I tend to dislike phone call, but love texts, emails, instant messages, sending and receiving links to interesting things, etc.
My Love and I communicate in much the same fashion. He and I text or instant message all the time, but, don't do phone calls except extreeeeeemely rarely. I have been seeing him for over a year and we have talked on the phone maybe twice. His wife and I communicate a bit less often, but always In text form, and never phone calls. I get to see him in person about once or twice,a week, and I get some weekends. This works, really well, for us. It might be nice if I were closer and could se him even more often, but this functions and functions well.

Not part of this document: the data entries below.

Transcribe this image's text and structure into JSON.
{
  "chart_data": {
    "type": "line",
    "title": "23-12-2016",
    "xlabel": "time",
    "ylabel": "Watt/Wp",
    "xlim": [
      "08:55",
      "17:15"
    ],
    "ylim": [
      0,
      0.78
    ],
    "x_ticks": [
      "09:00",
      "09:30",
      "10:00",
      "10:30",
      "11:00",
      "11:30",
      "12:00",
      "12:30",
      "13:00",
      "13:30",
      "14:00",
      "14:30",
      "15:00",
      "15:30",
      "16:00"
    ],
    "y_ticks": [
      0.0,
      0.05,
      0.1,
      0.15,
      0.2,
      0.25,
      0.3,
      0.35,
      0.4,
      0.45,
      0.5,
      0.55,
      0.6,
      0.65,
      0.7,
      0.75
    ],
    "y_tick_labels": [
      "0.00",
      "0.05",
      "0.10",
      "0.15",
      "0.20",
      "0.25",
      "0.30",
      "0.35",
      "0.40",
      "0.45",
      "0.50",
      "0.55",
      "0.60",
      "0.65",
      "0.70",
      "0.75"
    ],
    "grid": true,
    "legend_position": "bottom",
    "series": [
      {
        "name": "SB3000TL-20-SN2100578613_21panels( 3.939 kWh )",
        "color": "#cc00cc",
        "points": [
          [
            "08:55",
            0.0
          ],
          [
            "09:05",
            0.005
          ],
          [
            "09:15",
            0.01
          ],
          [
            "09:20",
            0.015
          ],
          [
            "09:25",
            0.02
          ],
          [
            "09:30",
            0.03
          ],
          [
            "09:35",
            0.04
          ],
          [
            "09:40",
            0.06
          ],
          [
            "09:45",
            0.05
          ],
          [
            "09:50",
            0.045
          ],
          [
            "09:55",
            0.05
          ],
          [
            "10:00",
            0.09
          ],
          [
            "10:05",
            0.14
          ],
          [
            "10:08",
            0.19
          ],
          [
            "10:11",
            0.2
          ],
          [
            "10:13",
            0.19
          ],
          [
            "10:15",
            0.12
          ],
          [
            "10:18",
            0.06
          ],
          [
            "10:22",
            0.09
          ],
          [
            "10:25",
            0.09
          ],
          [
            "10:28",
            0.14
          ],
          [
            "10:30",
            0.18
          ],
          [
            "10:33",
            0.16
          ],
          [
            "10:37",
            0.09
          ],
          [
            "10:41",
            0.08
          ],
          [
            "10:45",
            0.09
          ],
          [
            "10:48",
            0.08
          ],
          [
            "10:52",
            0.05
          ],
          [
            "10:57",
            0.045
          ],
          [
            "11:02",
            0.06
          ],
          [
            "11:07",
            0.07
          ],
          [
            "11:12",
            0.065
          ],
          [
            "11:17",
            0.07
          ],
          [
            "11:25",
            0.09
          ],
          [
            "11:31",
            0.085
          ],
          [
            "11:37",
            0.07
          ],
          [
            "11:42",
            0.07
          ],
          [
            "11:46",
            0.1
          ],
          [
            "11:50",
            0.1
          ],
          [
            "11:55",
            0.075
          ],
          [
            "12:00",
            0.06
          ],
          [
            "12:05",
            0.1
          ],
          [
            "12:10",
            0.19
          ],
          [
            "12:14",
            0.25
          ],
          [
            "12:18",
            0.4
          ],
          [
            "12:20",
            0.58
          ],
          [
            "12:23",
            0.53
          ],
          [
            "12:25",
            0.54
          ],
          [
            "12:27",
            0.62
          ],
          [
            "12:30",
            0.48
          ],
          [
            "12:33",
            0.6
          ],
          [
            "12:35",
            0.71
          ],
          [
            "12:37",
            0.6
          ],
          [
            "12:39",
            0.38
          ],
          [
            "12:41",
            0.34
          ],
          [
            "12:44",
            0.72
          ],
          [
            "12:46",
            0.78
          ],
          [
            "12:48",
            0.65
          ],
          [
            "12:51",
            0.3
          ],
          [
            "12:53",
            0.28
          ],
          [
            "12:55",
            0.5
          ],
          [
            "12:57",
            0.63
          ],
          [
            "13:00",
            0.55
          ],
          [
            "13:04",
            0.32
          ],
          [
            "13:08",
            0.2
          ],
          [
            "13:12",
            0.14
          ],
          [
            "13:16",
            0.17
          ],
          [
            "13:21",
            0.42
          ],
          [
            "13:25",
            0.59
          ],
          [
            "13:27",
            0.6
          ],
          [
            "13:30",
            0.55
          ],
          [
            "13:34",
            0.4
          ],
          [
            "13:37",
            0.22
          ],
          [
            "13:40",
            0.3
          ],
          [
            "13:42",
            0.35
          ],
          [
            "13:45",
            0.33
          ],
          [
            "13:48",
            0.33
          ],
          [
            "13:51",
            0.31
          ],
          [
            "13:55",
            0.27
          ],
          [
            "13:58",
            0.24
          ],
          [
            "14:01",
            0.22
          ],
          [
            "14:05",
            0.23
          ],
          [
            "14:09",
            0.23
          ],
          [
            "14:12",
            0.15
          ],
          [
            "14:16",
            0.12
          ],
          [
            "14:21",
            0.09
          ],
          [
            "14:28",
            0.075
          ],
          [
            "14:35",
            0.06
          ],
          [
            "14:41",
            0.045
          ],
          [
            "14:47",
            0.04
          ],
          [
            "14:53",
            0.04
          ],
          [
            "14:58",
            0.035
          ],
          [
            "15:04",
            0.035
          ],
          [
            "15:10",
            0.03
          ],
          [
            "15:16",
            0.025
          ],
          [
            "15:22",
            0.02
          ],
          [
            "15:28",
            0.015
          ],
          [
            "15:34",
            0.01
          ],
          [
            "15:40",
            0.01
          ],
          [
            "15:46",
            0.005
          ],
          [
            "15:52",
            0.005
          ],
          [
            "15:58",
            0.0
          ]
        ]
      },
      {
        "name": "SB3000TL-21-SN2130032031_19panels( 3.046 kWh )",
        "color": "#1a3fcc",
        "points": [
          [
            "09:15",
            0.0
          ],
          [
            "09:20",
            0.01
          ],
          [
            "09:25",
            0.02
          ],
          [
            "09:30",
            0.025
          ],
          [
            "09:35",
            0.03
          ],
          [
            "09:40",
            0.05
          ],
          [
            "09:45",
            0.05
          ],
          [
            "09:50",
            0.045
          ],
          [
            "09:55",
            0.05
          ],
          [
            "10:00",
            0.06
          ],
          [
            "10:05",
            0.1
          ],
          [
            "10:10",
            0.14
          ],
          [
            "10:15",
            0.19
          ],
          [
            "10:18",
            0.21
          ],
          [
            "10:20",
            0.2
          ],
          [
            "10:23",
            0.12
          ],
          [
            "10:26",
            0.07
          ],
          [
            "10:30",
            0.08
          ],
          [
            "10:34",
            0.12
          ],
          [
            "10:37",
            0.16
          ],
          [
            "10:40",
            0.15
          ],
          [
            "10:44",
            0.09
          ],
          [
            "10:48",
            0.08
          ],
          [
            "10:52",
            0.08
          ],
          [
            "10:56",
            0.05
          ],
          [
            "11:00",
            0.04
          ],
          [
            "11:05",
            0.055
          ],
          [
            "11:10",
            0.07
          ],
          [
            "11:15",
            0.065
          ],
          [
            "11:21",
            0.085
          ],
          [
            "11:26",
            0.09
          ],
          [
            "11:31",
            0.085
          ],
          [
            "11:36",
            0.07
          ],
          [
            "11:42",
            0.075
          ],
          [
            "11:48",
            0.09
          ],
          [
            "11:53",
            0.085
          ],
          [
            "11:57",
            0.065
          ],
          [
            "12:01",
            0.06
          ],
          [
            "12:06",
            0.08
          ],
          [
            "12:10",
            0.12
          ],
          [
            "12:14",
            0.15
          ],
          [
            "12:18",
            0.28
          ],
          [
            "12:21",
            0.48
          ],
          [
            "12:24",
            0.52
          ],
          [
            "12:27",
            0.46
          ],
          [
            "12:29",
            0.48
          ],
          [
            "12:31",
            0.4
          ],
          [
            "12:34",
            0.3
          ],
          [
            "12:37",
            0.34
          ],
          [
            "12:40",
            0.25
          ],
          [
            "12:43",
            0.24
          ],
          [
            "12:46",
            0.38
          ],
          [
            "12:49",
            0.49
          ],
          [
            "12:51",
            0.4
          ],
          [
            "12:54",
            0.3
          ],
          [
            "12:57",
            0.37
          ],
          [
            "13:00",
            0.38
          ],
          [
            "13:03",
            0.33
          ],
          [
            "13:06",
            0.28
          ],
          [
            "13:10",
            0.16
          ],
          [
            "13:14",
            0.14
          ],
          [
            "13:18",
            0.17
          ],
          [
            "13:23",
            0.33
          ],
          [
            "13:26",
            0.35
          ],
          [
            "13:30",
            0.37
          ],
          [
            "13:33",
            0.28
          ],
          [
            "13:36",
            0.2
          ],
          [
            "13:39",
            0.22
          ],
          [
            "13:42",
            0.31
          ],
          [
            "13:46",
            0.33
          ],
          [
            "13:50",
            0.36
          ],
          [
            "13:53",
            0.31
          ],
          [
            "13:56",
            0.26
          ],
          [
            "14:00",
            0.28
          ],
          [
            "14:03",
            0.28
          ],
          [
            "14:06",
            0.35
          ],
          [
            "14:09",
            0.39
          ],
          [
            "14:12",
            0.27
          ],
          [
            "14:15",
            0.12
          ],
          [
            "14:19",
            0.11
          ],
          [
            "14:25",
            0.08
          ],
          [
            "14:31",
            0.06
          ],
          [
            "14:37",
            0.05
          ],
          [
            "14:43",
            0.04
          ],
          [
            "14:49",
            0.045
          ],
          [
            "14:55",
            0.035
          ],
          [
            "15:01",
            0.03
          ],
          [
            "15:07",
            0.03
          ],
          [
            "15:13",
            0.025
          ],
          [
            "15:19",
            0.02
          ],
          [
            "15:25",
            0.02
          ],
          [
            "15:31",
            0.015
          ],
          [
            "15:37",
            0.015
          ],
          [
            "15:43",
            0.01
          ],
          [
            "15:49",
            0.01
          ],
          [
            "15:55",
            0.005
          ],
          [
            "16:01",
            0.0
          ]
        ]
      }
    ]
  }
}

I also have a friend with benefits. This relationship is currently being worked on or possibly evaluated to see if it is going to live on in it's current form or not. He likes phone conversations better than text ones, but they still tend to be short and more about arranging a meet....and his texts tend to be closed ended, and don't invite further conversation. I find him much harder to connect with. The harder to connect thing is a problem, for me, because I tend to get more attracted the more I connect...and I get less interested if I don't feel a connection. I can try to start something physical and usually get more into it as I go? But....is that really what I want? How hard should I work at this relationship?
I know the slow fade is a nearly unanimously hated thing, but, we talk past each other when we talk about the communication thing. I have said I need more contact, more daily stuff, but what I get is a flattering good night text that is nice? I suppose? But doesn't really invite a conversation, and the conversation is what I really need. I have also noticed and brought up the fact that our assumptions are so very different that we should absolutely not assume we understand. It's hard to clarify that, but, it's hard not to make a few assumptions once in a while and we are nearly always spectacularly wrong when we do. Really amazingly wrong to the point where I am always coming back to a couple of instances where he or I assumed something, and the result was painful.
And writing that makes me think that it really is over and I just haven't faced it yet. Ick.